Just Around the Corner

It is mid-October.  Labor day is only six weeks behind us and Halloween is still two weeks away.  So why did the nightly news commentator just say, “Christmas is just around the corner.”  What corner?  We still have two major holidays, Halloween and Thanksgiving, to celebrate before most people will even begin to shop for Christmas.  And let us not forget the Jewish and Muslim holidays either.  And there are also Columbus Day and Veteran’s Day that we almost totally ignore.  I even saw a completely decorated Christmas tree in a local variety store in September!  And to add insult to injury when I went looking in my cabinet for a nice dinner music CD to play for guests, the first eight titles I found were Christmas music.  I just can’t take it anymore.

 It used to be an aberration when Christmas decorations were put out before Thanksgiving.  Department stores reluctantly waited until the day after Thanksgiving to pull out the Christmas duds, decorate store windows and dress up a roly-poly bearded man in a red suit to wander the aisles and terrify young children with a well placed Ho Ho Ho.  That I could tolerate.  It was at least sequential along the timeline march to the birth of Christ and then entrance into the new year.

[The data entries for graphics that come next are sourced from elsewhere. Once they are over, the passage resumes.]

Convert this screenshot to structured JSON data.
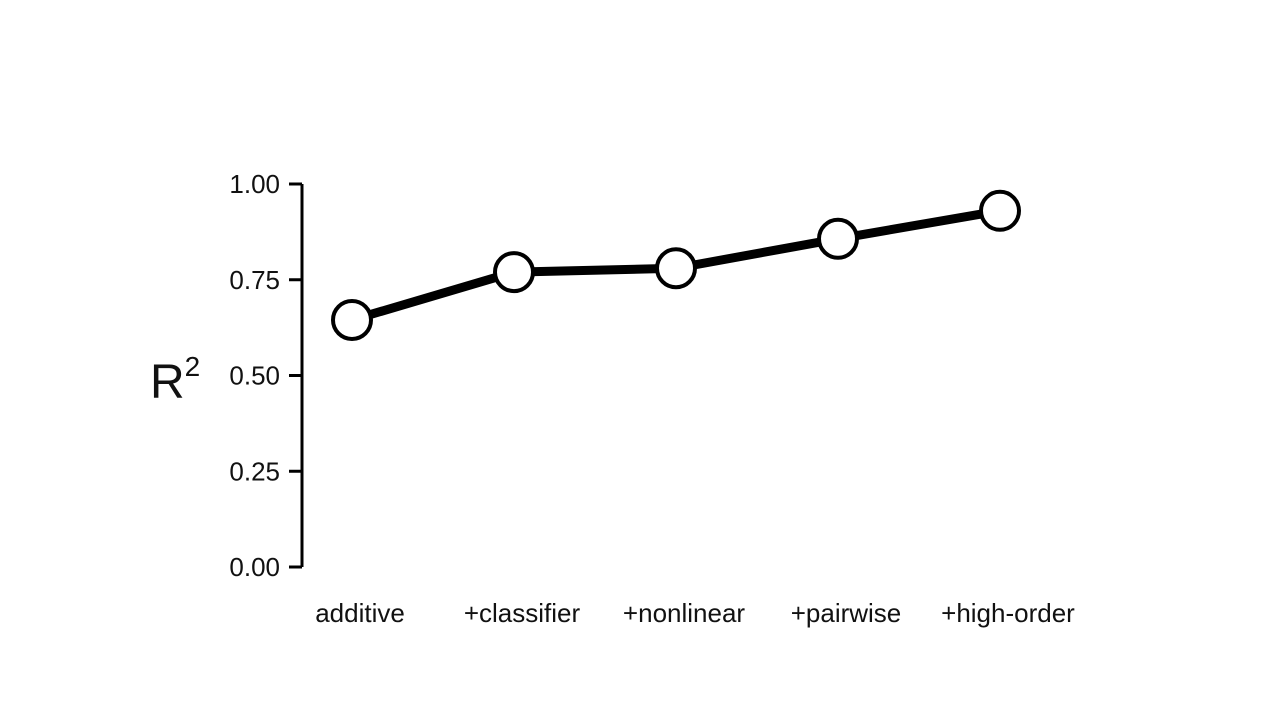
{
  "chart_data": {
    "type": "line",
    "title": "",
    "xlabel": "",
    "ylabel": "R",
    "ylabel_superscript": "2",
    "categories": [
      "additive",
      "+classifier",
      "+nonlinear",
      "+pairwise",
      "+high-order"
    ],
    "values": [
      0.645,
      0.77,
      0.78,
      0.857,
      0.93
    ],
    "ylim": [
      0,
      1
    ],
    "yticks": [
      "0.00",
      "0.25",
      "0.50",
      "0.75",
      "1.00"
    ],
    "grid": false,
    "legend": "none",
    "colors": {
      "line": "#000000",
      "marker_fill": "#ffffff",
      "marker_edge": "#000000"
    }
  }
}
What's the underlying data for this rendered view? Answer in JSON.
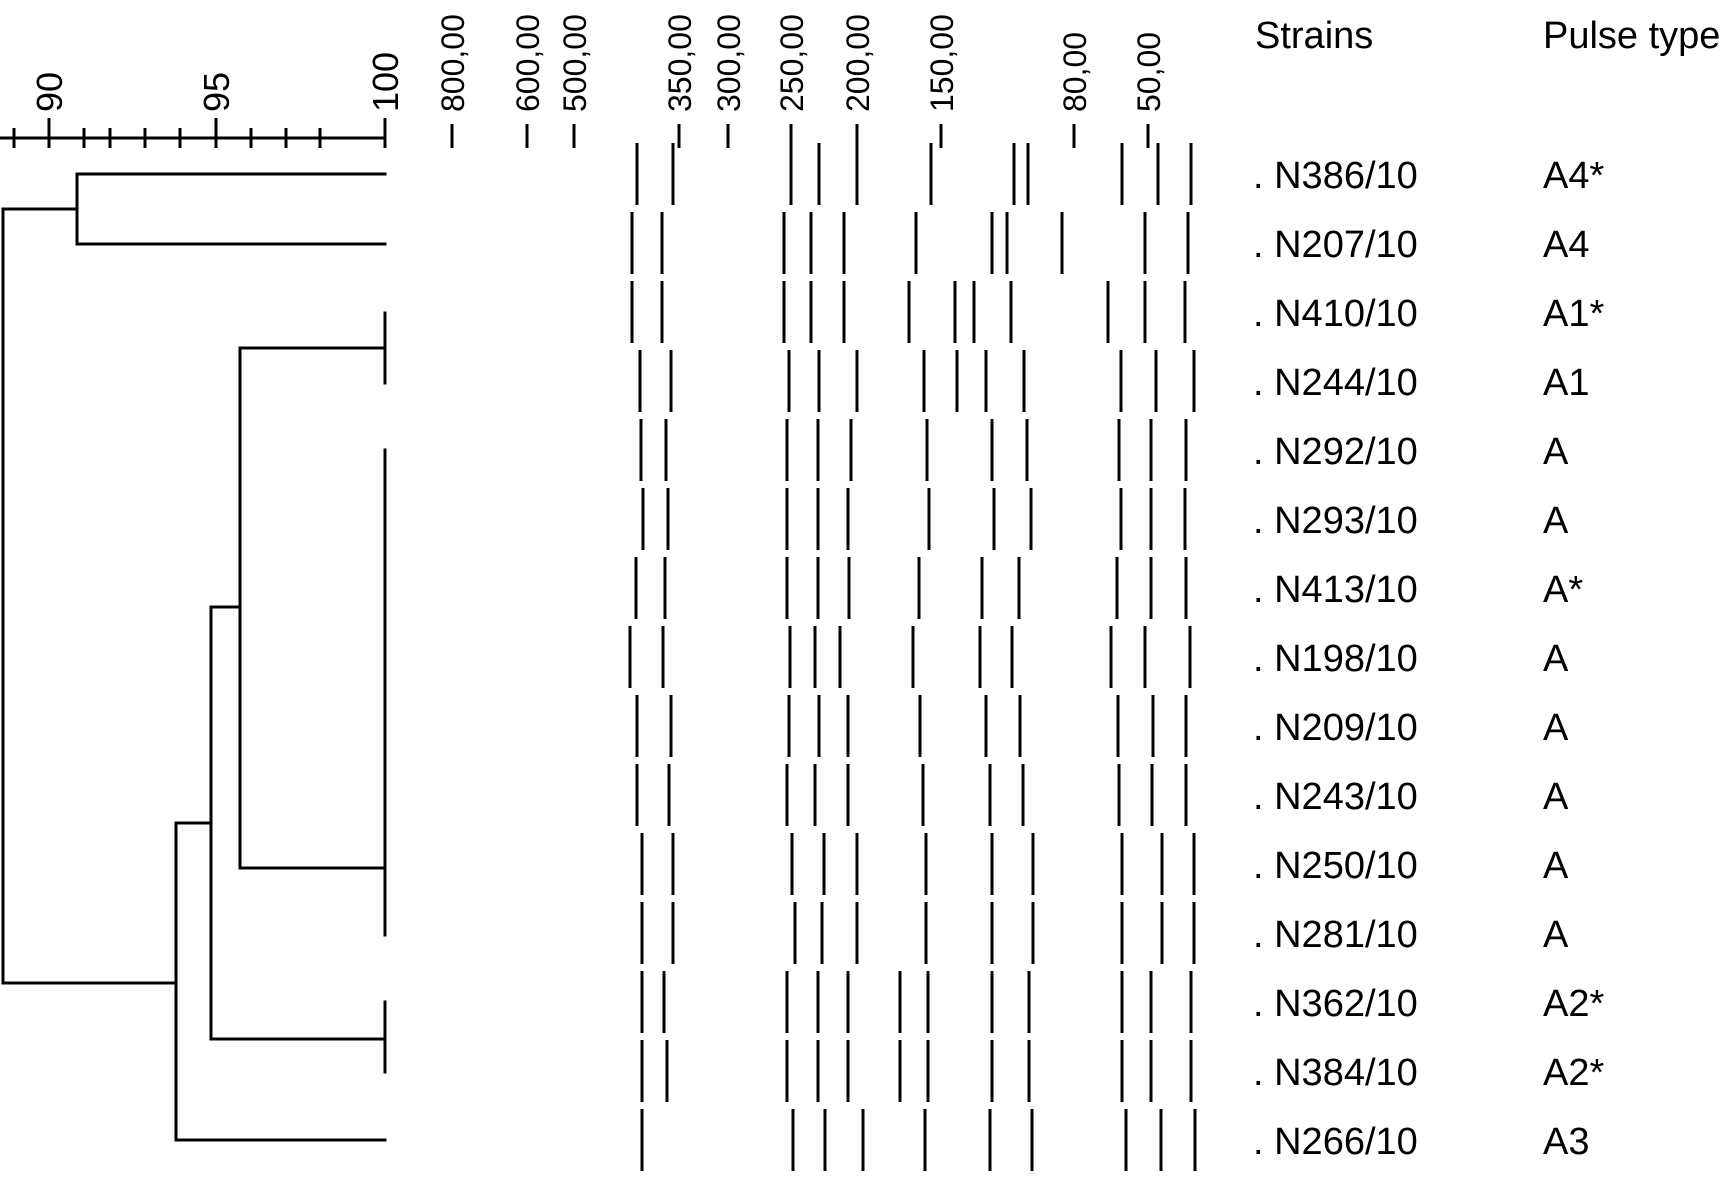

 In our house we didn’t even put up the Christmas tree until the night before Christmas.  The gifts were skillfully hidden throughout the house with the hopes that a curious child wouldn’t find them.  And then, ah, the wonder and awe when sleepy-eyed babes wandered into the living room to see the shining tree, the alluring array of delightful gifts, and the empty glass of milk and missing cookies – a sure sign that Santa had been there.  It was magical.  Jesus was mystical and the celebration of his birth was a holiday anticipated for 364 days a year.

But now, commercialism has won.  Year-round Christmas Shoppes are in almost every town.  Newspapers advertise Christmas items as early as August and, perhaps with the exception of Halloween, all other holidays simply fade into the woodwork.  Halloween has become the counter holiday to Christmas.  Celebrated by pagans around bonfires and under full-moons with chants and dances to a variety of gods and goddesses.  Christians celebrate Christmas at candle-lit Christmas Eve services and decorated evergreen trees bountiful with gifts under them and tables groaning with yummy food.  We seem, however, to forget the birthday cake.  And, I often wonder if we haven’t forgotten whose birthday it is anyway.  Or if it is even a birthday at all, but rather a free-for-all gift exchange.

Maybe it’s just that I am seventy and not caught up with the way we do things these days.  But then again, maybe I’m right.  And while the pagans have Halloween, the Jewish Hanukkah, the Muslims Ramadan, and the Christians Christmas, I still think we ought to celebrate them in sequence whatever our faith so that “just around the corner,” really is just around the corner.